Bill Cosby, 77, formerly America’s best-loved entertainer, is being bombarded with allegations that, for most of his career, he was an abuser of women and a serial rapist. People are especially outraged because he once played a lovable doctor on TV.
In 1984, Cosby, a cynical stand-up comedian who hung out at Playboy Clubs, was coming off a long gig as the voice of “Fat Albert” in a Saturday-morning cartoon. Cosby was rescued from animated limbo and re-packaged in a sit-com about an OB/GYN who somehow was always at home with his family. Suddenly the comedian was a TV star, elevated to infallibility as “Cliff Huxtable,” benevolent father of daughters; simultaneously, Cosby himself evidently became a predatory monster.
Mr. Cosby and the saintly Dr. Huxtable must have had their moments; yet there were many benefits to maintaining the split personality, not least the opportunities to corner young women and to receive the adulation of so many needy people who fell so hard for his act. The Cosby Show—unlike sitcoms All In The Family and The Jeffersons—remained a laff-track fairy tale, focused on the good doctor (OB/GYN indeed), silent on matters of race, class, sexual abuse, or health. And it established “Cos” as a beloved pop-culture figure: as long as he channeled Huxtable, he could be a shill for Jello Pudding Pops, an author (“Fatherhood”, 1987), and a commencement speaker (but what was that “blame the poor” ranting about?).

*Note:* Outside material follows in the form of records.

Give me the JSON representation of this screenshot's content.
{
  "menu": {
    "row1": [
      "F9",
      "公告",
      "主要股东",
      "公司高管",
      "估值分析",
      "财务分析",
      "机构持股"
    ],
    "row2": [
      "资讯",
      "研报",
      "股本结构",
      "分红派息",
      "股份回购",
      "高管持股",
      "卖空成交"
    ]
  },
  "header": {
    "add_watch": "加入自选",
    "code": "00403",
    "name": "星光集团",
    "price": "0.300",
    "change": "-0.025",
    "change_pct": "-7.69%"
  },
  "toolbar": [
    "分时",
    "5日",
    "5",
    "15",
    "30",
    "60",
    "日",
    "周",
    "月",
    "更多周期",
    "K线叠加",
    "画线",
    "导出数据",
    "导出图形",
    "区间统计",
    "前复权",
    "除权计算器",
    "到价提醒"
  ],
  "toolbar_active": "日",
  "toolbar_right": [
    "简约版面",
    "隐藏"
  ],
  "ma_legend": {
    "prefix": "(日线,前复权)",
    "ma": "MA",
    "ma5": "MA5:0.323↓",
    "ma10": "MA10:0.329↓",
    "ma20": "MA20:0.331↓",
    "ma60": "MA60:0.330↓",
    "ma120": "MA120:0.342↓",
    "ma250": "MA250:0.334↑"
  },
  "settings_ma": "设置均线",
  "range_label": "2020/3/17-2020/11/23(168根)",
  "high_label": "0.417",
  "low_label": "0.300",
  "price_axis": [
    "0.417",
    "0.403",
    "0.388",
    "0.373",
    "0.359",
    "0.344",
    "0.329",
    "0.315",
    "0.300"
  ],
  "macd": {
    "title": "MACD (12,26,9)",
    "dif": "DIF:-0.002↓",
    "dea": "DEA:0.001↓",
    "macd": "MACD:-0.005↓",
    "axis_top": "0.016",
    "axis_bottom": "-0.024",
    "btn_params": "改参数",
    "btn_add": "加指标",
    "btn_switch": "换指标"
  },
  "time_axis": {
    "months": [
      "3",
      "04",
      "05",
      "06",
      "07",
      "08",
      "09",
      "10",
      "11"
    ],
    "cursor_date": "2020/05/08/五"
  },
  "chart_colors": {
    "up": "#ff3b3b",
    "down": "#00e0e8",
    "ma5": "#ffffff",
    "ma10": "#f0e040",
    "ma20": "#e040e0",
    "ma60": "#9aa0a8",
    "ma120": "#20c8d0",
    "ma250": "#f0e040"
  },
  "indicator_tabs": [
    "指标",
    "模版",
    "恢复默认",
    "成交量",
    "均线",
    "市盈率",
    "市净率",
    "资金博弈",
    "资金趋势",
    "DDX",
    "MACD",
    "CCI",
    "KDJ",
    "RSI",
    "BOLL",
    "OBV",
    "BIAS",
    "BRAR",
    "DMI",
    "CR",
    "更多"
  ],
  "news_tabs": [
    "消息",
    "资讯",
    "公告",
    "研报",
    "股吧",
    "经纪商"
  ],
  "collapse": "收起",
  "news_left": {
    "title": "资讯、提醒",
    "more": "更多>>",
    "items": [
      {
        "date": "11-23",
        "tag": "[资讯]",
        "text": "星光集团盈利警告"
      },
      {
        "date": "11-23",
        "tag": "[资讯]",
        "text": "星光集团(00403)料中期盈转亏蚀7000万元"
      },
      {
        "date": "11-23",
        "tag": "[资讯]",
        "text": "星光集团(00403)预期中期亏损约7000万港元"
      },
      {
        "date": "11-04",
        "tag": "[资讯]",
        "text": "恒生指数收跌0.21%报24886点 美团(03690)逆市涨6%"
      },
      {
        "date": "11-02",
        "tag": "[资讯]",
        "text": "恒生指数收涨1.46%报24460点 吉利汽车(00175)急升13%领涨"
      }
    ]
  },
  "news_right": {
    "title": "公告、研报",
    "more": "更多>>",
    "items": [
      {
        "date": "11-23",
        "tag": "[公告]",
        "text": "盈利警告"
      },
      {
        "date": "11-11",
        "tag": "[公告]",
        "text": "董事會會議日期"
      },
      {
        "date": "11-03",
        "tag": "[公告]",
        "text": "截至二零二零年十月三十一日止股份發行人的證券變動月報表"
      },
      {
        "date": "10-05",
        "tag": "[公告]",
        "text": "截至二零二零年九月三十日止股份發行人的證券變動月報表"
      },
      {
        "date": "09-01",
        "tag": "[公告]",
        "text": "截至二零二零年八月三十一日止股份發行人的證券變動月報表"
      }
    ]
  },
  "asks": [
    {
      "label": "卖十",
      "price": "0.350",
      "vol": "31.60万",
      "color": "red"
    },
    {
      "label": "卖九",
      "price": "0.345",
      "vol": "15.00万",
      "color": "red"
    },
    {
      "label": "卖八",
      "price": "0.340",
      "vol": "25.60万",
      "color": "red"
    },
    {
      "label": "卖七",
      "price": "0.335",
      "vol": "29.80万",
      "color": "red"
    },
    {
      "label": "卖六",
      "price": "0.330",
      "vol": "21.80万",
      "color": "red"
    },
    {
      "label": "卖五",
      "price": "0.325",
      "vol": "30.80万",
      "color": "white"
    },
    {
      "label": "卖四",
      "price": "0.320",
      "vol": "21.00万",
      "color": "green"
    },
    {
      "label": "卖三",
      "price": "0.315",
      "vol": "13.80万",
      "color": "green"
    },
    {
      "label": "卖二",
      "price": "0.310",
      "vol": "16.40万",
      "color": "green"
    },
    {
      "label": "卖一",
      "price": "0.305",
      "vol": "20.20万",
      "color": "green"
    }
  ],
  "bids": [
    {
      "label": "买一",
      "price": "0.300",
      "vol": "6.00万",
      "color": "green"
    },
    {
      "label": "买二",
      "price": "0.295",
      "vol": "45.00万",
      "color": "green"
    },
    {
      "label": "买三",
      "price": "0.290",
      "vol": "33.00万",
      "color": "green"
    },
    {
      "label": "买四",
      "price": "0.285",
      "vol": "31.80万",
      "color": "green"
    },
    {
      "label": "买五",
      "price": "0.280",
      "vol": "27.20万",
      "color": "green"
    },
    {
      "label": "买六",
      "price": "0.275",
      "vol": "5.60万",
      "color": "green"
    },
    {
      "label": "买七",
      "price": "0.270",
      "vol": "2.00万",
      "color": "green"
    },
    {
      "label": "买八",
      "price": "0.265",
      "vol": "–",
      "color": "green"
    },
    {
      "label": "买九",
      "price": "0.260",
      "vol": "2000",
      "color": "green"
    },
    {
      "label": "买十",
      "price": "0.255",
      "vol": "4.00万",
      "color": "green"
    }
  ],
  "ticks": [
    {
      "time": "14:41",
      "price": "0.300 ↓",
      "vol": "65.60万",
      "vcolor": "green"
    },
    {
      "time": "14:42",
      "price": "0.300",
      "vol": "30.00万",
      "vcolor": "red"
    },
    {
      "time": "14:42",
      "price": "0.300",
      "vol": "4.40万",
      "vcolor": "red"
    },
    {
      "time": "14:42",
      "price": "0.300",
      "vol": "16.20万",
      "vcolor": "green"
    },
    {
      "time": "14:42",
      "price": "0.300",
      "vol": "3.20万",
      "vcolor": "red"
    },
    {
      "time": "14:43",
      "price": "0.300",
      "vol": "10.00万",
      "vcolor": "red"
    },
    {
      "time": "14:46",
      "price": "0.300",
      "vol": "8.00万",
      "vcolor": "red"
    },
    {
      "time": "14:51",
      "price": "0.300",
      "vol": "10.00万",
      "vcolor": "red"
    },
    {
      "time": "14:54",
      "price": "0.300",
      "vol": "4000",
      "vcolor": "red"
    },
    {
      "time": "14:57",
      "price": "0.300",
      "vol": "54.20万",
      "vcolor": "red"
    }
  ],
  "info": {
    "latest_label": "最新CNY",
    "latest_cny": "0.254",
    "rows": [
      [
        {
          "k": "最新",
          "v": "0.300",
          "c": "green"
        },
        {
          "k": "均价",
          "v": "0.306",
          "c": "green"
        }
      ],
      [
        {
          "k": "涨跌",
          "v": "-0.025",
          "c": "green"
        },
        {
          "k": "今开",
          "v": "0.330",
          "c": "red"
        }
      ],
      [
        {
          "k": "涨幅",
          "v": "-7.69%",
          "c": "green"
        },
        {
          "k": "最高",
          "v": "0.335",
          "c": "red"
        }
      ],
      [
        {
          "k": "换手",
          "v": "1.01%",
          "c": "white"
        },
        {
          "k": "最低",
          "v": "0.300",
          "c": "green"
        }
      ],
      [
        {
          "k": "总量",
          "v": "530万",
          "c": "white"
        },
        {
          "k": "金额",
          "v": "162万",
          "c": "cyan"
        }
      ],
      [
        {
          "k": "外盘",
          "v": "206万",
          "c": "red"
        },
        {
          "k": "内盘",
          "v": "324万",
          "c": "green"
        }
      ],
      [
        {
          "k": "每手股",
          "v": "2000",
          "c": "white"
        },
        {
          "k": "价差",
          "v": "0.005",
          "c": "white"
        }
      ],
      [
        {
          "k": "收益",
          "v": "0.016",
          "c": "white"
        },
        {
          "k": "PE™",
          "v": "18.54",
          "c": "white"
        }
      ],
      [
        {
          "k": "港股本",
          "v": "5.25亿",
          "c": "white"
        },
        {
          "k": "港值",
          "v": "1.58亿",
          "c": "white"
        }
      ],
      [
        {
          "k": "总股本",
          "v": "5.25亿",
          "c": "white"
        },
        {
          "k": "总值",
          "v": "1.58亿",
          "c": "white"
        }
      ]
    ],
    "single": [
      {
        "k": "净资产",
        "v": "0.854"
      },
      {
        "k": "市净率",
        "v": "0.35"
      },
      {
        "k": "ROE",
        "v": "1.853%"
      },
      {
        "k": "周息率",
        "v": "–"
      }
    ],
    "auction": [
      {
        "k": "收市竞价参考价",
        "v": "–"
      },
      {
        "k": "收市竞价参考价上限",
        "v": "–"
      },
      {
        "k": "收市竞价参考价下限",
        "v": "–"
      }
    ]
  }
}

The public’s desperate need for a kindly father-figure gave a license to Cosby, the cynical stand-up comedian who hung out at Playboy Clubs, to make lots of money and do whatever he could get away with in America. He was a big success at both, and if you want to know about mega-success, just look at him now: Cosby, the self-righteous multimillionaire, isn’t faking it anymore, and he’s done with laughs. Cliff Huxtable was never real, not even for a second. What’s real is Bill Cosby’s 77-year-old face, looking blearily into the camera lens, beyond the statute of limitations, beyond redemption, without the slightest trace of innocence or apology.